Entscheidungsstichwort (Thema)

Transparenz- und Klarheitsgebot in Allgemeinen Geschäftsbedingungen. Rechtscharakter der AVR Caritas. Rechtsmissbräuchliche Umgehung der Rechtsfolgen einer gesetzlichen Regelung. Unklarheitenregel des § 305c Abs. 2 BGB

 

Leitsatz (redaktionell)

1. Eine unangemessene Benachteiligung kann sich daraus ergeben, dass eine Bestimmung nicht klar und verständlich ist. Das Transparenzgebot verpflichtet den Verwender, seine Vertragsklauseln so zu gestalten, dass ein sorgfältiger, juristisch nicht vorgebildeter Leser in der Lage ist, den Inhalt der Klausel zu erfassen. Die Klausel muss die wirtschaftlichen Nachteile und Belastungen für einen durchschnittlichen Vertragspartner soweit erkennen lassen, wie dies unter Berücksichtigung von Treu und Glauben nach den Umständen gefordert werden kann.

2. Die Vergütungsregelungen der AVR Caritas sind kein Tarifvertrag im Sinn des § 310 Abs. 4 Satz 3 BGB. Sie sind Tarifverträgen, Betriebs- und Dienstvereinbarungen mangels Regelungslücke auch nicht gleichzustellen. Nach ständiger Rechtsprechung handelt es sich bei solchen kirchlichen Arbeitsrechtsregelungen um Allgemeine Geschäftsbedingungen, welchen mangels normativer Wirkung in privatrechtlichen Arbeitsverhältnissen nur über Bezugnahmeklauseln in Arbeitsverträgen Wirkung verschafft werden kann.

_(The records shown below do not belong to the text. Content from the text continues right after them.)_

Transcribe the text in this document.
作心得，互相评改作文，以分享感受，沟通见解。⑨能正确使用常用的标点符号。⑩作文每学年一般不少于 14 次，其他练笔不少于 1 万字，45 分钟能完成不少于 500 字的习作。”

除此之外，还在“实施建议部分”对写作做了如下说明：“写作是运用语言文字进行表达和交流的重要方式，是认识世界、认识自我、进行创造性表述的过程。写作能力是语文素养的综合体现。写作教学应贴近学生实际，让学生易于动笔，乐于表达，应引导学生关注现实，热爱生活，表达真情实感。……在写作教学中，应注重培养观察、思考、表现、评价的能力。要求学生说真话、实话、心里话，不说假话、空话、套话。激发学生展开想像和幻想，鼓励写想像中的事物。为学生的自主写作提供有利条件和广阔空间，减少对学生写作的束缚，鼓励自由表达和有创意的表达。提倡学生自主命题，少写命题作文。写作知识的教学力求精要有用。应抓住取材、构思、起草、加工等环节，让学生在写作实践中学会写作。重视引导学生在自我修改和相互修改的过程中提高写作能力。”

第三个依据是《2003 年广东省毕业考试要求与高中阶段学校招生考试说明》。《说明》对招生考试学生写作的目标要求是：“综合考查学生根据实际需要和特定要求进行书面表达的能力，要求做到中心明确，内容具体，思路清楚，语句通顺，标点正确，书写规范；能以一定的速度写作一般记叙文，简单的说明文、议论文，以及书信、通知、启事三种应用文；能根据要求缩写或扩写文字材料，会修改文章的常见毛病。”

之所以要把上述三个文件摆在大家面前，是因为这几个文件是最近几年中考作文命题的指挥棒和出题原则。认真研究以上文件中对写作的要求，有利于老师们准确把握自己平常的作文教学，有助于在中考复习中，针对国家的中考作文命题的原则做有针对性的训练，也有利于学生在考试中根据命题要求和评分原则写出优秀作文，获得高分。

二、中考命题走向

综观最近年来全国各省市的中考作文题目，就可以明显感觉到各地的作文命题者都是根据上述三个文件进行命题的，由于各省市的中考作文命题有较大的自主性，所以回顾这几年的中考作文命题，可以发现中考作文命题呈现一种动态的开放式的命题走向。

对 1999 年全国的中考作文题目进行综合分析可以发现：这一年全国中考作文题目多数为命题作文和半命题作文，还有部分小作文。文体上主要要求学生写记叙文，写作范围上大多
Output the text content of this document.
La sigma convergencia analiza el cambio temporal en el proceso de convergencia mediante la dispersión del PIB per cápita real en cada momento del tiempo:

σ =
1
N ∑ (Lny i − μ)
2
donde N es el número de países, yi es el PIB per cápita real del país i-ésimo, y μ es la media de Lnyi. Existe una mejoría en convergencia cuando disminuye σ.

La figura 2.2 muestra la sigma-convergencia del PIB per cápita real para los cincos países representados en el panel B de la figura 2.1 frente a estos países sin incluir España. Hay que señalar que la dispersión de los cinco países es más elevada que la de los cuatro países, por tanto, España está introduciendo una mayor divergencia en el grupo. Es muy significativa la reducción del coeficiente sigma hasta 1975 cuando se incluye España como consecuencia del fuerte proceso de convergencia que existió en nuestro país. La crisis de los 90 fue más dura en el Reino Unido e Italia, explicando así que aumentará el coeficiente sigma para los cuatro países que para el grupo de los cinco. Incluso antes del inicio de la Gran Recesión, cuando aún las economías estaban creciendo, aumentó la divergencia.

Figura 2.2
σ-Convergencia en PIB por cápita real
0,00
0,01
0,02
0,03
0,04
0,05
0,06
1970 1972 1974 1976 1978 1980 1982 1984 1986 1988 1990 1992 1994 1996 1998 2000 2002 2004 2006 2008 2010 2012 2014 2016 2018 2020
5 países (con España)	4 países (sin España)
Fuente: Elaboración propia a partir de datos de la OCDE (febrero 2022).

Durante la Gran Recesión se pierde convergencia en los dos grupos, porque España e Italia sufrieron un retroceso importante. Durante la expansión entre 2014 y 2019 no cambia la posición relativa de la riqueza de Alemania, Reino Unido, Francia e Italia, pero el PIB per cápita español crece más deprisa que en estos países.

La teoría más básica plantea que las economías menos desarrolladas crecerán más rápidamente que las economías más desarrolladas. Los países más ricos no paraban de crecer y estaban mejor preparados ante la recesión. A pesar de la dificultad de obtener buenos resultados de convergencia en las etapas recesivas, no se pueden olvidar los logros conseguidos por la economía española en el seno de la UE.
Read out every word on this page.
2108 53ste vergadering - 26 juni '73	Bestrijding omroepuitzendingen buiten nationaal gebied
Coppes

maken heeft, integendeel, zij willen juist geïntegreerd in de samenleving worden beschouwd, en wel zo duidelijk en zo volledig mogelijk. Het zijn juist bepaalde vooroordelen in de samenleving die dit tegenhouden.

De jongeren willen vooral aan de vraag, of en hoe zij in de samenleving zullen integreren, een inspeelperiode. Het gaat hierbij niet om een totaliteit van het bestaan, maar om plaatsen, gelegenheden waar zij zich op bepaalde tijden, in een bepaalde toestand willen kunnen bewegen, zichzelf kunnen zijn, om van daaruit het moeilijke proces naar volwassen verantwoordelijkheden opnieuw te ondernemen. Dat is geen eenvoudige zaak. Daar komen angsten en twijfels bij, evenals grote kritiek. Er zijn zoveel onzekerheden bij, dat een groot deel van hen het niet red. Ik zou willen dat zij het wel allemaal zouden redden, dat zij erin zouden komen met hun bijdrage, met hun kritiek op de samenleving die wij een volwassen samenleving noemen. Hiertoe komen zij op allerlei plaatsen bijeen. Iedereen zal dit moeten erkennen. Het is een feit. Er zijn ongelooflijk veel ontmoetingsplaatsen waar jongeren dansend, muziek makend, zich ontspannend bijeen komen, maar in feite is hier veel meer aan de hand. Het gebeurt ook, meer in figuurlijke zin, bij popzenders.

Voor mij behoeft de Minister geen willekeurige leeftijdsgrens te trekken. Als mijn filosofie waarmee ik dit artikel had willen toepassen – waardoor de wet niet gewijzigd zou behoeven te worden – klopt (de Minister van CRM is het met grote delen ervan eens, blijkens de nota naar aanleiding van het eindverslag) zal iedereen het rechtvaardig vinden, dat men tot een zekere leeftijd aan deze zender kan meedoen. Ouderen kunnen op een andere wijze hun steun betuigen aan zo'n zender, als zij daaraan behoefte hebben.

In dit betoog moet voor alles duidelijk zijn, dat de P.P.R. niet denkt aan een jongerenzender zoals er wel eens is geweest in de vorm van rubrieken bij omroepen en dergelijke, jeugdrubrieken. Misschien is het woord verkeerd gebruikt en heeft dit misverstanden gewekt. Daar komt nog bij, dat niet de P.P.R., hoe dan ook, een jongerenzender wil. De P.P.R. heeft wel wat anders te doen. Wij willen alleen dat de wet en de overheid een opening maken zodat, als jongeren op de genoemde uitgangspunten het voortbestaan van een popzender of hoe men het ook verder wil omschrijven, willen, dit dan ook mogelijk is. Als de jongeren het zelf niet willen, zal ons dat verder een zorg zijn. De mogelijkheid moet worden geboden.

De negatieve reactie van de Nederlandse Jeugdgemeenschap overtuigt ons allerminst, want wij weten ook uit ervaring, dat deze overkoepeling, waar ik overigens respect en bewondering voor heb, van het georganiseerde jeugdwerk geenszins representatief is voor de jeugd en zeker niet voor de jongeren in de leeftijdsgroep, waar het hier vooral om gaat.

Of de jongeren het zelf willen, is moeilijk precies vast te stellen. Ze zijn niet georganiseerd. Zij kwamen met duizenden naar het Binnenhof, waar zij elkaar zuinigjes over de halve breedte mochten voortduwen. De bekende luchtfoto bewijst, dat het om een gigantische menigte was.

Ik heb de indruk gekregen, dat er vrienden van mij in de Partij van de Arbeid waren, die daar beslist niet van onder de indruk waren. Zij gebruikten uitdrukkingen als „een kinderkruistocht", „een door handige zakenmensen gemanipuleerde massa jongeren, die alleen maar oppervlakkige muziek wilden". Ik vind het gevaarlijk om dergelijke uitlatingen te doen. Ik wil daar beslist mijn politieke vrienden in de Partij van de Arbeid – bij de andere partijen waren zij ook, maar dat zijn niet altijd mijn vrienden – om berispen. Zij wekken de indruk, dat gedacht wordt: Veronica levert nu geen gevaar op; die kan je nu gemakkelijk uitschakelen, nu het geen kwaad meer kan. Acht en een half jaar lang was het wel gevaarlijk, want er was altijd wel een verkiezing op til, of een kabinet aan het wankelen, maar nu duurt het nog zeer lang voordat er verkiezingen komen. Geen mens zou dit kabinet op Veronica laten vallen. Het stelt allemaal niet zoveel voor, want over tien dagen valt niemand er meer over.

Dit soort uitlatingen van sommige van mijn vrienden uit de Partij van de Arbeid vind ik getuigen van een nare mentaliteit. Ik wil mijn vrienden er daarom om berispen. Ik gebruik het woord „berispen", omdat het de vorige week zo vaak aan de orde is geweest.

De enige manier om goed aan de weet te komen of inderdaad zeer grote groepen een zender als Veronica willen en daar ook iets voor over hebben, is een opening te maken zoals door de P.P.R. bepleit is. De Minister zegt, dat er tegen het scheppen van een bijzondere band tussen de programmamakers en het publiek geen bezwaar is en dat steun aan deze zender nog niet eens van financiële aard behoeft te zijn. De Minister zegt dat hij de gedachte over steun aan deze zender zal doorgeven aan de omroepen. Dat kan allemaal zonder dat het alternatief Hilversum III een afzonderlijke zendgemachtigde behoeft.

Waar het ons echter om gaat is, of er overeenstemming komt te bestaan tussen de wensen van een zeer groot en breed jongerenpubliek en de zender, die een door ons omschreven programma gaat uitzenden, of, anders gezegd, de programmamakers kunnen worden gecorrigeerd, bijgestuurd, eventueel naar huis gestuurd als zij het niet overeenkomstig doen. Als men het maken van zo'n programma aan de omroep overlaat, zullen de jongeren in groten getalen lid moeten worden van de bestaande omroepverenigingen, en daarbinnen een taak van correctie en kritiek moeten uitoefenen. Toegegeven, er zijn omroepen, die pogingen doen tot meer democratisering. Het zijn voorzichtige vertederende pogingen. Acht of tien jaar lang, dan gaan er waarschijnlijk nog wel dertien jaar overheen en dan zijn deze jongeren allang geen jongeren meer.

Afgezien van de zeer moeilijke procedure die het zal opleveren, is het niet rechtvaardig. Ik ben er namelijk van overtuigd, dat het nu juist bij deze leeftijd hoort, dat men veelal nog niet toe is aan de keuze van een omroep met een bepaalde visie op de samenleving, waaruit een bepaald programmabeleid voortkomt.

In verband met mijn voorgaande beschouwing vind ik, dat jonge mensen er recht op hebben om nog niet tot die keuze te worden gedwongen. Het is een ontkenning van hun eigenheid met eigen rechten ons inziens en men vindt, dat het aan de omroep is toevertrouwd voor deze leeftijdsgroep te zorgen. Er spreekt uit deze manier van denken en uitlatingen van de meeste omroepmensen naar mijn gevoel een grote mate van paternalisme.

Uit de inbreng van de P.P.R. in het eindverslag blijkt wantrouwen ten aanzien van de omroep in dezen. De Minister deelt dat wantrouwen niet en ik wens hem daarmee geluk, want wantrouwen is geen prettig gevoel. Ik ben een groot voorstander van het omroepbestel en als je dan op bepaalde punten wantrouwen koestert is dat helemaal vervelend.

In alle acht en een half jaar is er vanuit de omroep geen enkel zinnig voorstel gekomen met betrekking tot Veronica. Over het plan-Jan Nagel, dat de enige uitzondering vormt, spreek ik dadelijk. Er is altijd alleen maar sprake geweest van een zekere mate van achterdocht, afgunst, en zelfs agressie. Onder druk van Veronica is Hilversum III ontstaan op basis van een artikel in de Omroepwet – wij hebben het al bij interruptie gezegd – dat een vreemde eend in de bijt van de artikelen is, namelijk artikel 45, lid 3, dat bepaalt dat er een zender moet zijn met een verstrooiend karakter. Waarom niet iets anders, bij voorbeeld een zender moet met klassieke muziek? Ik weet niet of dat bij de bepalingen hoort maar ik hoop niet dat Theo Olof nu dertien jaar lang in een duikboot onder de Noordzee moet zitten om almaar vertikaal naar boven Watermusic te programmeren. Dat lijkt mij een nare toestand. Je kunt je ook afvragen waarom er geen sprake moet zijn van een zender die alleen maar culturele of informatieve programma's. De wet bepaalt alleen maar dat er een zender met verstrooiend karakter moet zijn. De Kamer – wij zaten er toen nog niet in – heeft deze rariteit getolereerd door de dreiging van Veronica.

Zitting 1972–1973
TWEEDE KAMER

3. Ein Rechtsgeschäft darf und kann die mit ihm beabsichtigte Wirkung nicht entfalten, wenn es sich als objektive Umgehung zwingender Rechtsnormen darstellt. Das ist der Fall, wenn der Zweck einer zwingenden Rechtsnorm dadurch vereitelt wird, dass andere rechtliche Gestaltungsmöglichkeiten missbräuchlich verwendet werden.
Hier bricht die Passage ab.